Search code examples
apache-pulsarpulsar

How to do broadcast in Pulsar


I'm investigating a tech for our cluster. Pulsar looks good, but the usage looks more like a queueing system. Of course, queueing system is good to have, but I have a specific requirement: broadcasting.

We would like to use one machine to generate the data and publish it to a Pulsar topic. Then we use a group of servers, forming a replica. Each server consumes the message flow on that topic, and serves clients via WebSocket.

This is different than the Shared subscription, because each server needs to receive all messages, not a fraction of it.

I came to this post: https://kafkaesque.io/subscriptions-multiple-groups-of-consumers-on-pulsar-topic/ , which explains how to do such a job: each server needs create a new exclusive subscription, say use a UUID as its subscription name, from the unique exclusive subscription you can get the full message flow of that topic.

But since our server replica can be dynamic, so once some of the server restart, they will create new UUID subscription again, which will leave many orphan subscriptions on the topic, which eventually would become maintenance headache.

Anyone has the experience to setup a broadcast use case using Pulsar?


Solution

  • Using an exclusive subscription for each consumer is the only way to ensure that each of your consumers receives ALL of the messages on the topic, and Pulsar handles multiple subscriptions quite well.

    The issue it seems is the server restart use case, and I don't think that simply connecting with a new UUID subscription is the right approach (putting aside the orphaned subscriptions).
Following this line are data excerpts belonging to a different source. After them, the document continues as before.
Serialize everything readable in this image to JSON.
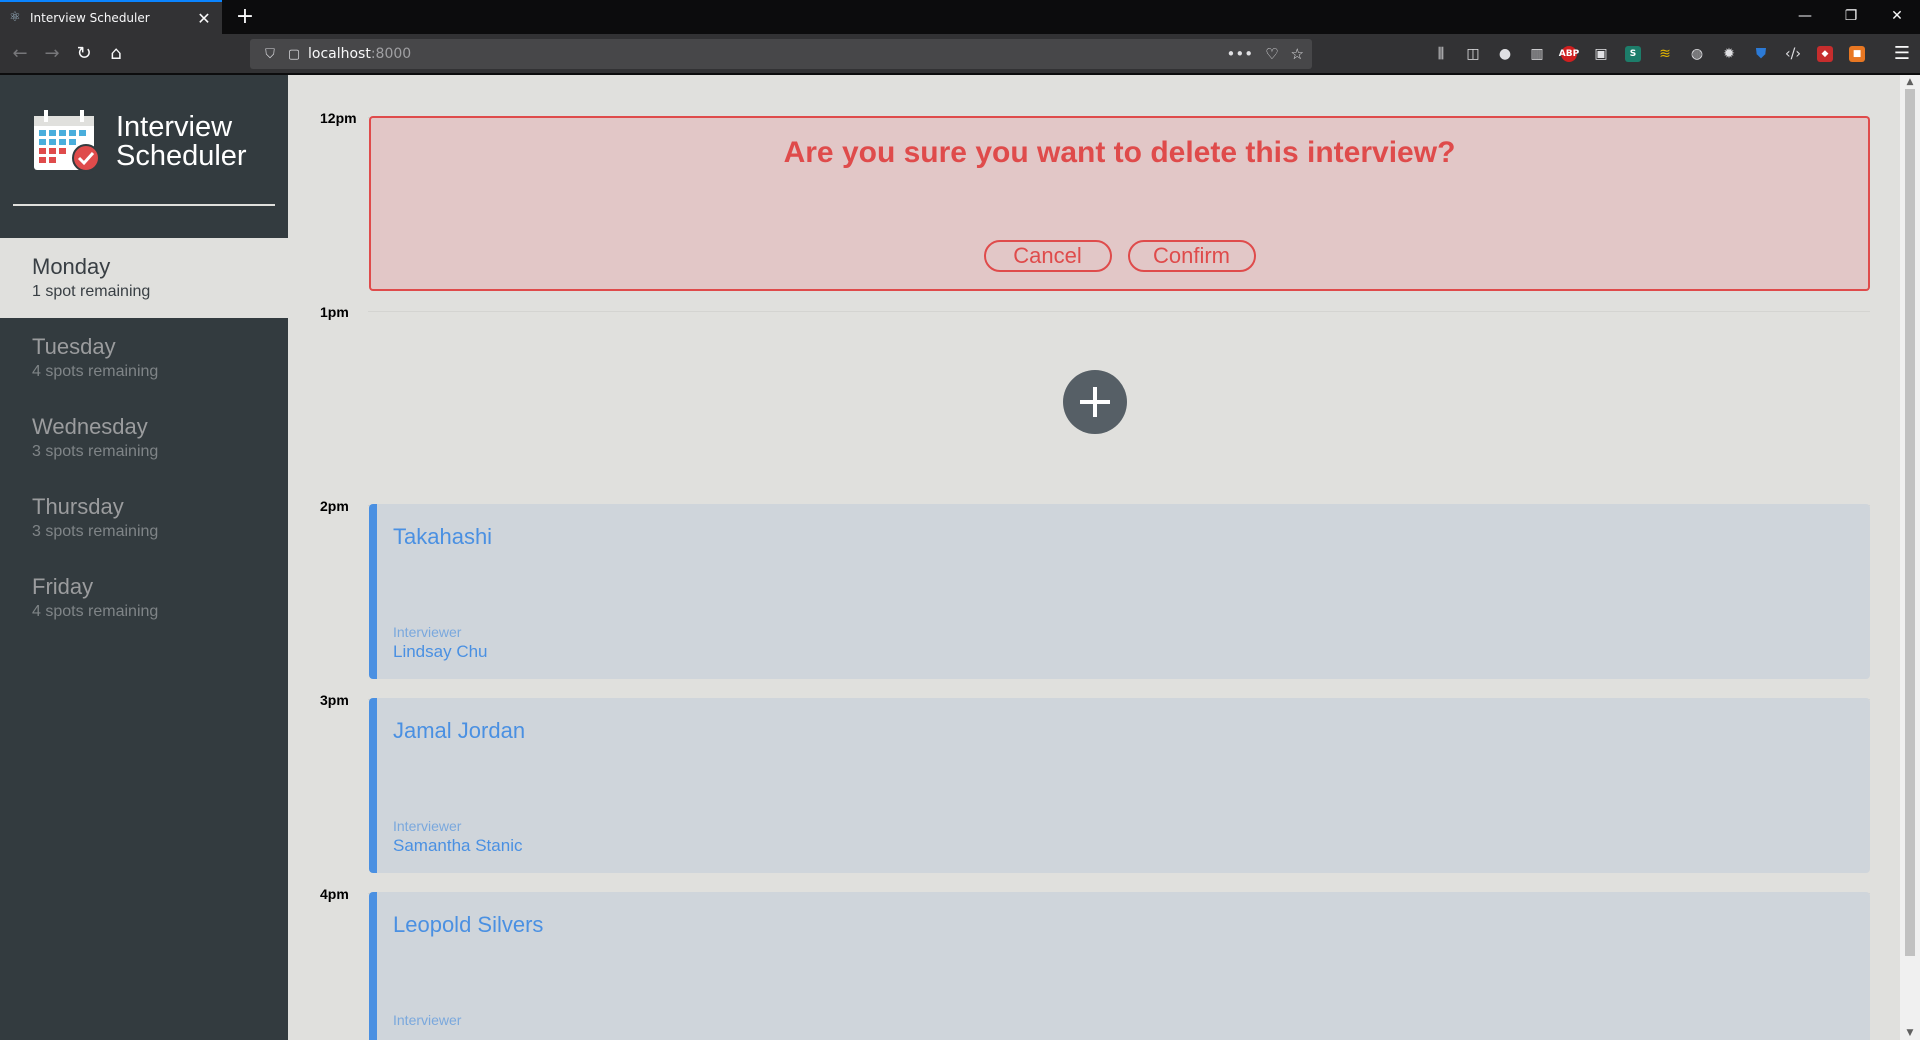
{
  "browser": {
    "tab_title": "Interview Scheduler",
    "url_host": "localhost",
    "url_port": ":8000"
  },
  "sidebar": {
    "logo_line1": "Interview",
    "logo_line2": "Scheduler",
    "days": [
      {
        "name": "Monday",
        "spots": "1 spot remaining"
      },
      {
        "name": "Tuesday",
        "spots": "4 spots remaining"
      },
      {
        "name": "Wednesday",
        "spots": "3 spots remaining"
      },
      {
        "name": "Thursday",
        "spots": "3 spots remaining"
      },
      {
        "name": "Friday",
        "spots": "4 spots remaining"
      }
    ]
  },
  "schedule": {
    "times": [
      "12pm",
      "1pm",
      "2pm",
      "3pm",
      "4pm"
    ],
    "confirm": {
      "message": "Are you sure you want to delete this interview?",
      "cancel_label": "Cancel",
      "confirm_label": "Confirm"
    },
    "appointments": [
      {
        "student": "Takahashi",
        "interviewer_label": "Interviewer",
        "interviewer": "Lindsay Chu"
      },
      {
        "student": "Jamal Jordan",
        "interviewer_label": "Interviewer",
        "interviewer": "Samantha Stanic"
      },
      {
        "student": "Leopold Silvers",
        "interviewer_label": "Interviewer",
        "interviewer": ""
      }
    ]
  },
  "colors": {
    "accent": "#4a90e2",
    "danger": "#df4b4b",
    "sidebar_bg": "#333b3f",
    "page_bg": "#e0e0dd"
  }
}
You really want to have the server reuse the previous subscription after it restarts. This is because each subscription keeps track of the last message in the topic that it had processed and acknowledged, so you can pick up exactly where you had left off before the server crashed if you reconnect with the same subscription UUID. If you connect with a new UUID, then you will start processing messages produced from that point in time forward, and all messages produced during the restart period will be "lost"

    Therefore, you will need to find a mechanism to share these UUIDs across server failures and return them to the restarting server. One approach would be to have a mechanism similar to zookeeper leader election, in which each server is granted an exclusive lease that expires periodically. The server must then periodically refresh the lease to retain it. Then if the server were to crash, it would fail to refresh the lease on that UUID and the restarting server would then be granted the lease when it attempts to reconnect.